Thousand Trails
- Industry: Membership campground
- Founded: 1969
- Founder: Milton Kuolt
- Headquarters: Chicago
- Parent: Equity LifeStyle Properties
- Website: thousandtrails.com

= Thousand Trails =

American membership campground company

Thousand Trails is a membership campground company operating private trailer park and campground resorts (sometimes referred to as "preserves" in company parlance) in the United States and Canada. As of 2014, the company claimed to have more than 100,000 member families and guests, and over 80 locations in 22 states and the Canadian province of British Columbia. Members typically pay a one-time membership fee and annual dues to use Thousand Trails campgrounds, which tend to cater to the owners of recreational vehicles. Over the years, Thousand Trails has offered different types of memberships. Some memberships allow members to have longer continuous stays at a campground and grant access to a greater number of campgrounds.

==History==

=== Under Milt Kuolt (1969–1981) and Jim Jensen (1981–1981) ===

The company was founded by Milt Kuolt in 1969 with one campground in Chehalis, Washington, officially opening in 1972. In 1979, Kuolt made Thousand Trails a publicly traded corporation. Kuolt would go on to found the airline Horizon Air, which he sold in 1986 to Alaska Airlines.

=== Part of USTrails (1991–2003) ===

In 1991, Thousand Trails and another membership campground company, NACO (National American Corporation), both came under the umbrella of the newly formed USTrails, Inc. (which took the name Thousand Trails, Inc., in 1996). Concurrent with this consolidation, USTrails filed for Chapter 11 bankruptcy in May 1991.

In 1999, Thousand Trails, Inc. purchased the holding company that owned Leisure Time Resorts of America, Inc., a network of ten membership campgrounds in Washington and Oregon. Since that time, ownership has changed repeatedly.

=== Part of Kohlberg & Co. (2003–2006) ===

The private equity firm of Kohlberg & Co. purchased Thousand Trails for $113 million in 2003.

Thousand Trails began a program in the mid-2000s known as "Club Blazer", an education initiative to teach children environmental protection and stewardship. The company publishes its own magazine, TrailBlazer.

=== Part of Privileged Access (2006–2008) ===

Privileged Access Gp. Corp. of Frisco, Texas, bought it in 2006.

=== Part of Equity LifeStyle Properties (2008–present) ===

Equity LifeStyle Properties bought it in 2008.

==Chehalis campground==

The first resort, the Chehalis Thousand Trails location was first begun on 640 acre and by the late 1970s, contained a pool and lodge. As of 2007, the campground is part of a nature reserve and contains 3,000 camp sites, a 100 foot Slip 'N Slide, and an open area known as Roy Rogers' Field, named in honor of the company's first spokesperson.

==Press characterizations==

In an article entitled "Newest RV Phenomenon has Campgrounds Going RSVP" in the November 28, 1980 edition of the Los Angeles Times, staff writer Ted Vollmer characterized "membership-only resort parks catering to recreational vehicle owners" as "either about the smartest investment or the most ridiculous scheme ever served up to the camping public- depending on who's doing the talking." The same report noted that, "Unlike time-sharing schemes involving resort-area condominiums, the campground site is never owned by the camper who buys into a membership park. This fact alone has prompted some private campground owners and campers to question the wisdom of signing up at fees as high as $7,000."

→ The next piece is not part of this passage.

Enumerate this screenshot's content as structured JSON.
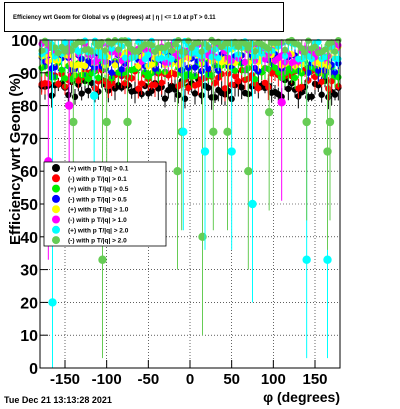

On June 22, 1986, the New York Times ran an article entitled "Campgrounds that Double as Clubs," explaining that "membership campgrounds tout themselves as destination resorts, where families can get away for a weekend or longer in an atmosphere that is a mixture of natural retreat and private country club." The same article reported that Thousand Trails, Inc., had revenues of $128 million the previous year. It also noted that "Like time-share resorts, many of the membership campgrounds do mass mailings to invite people to tour their facilities. The trade press has sharply criticized them for badgering prospective customers with high-pressure sales techniques, or offering nonexistent prizes in promotions."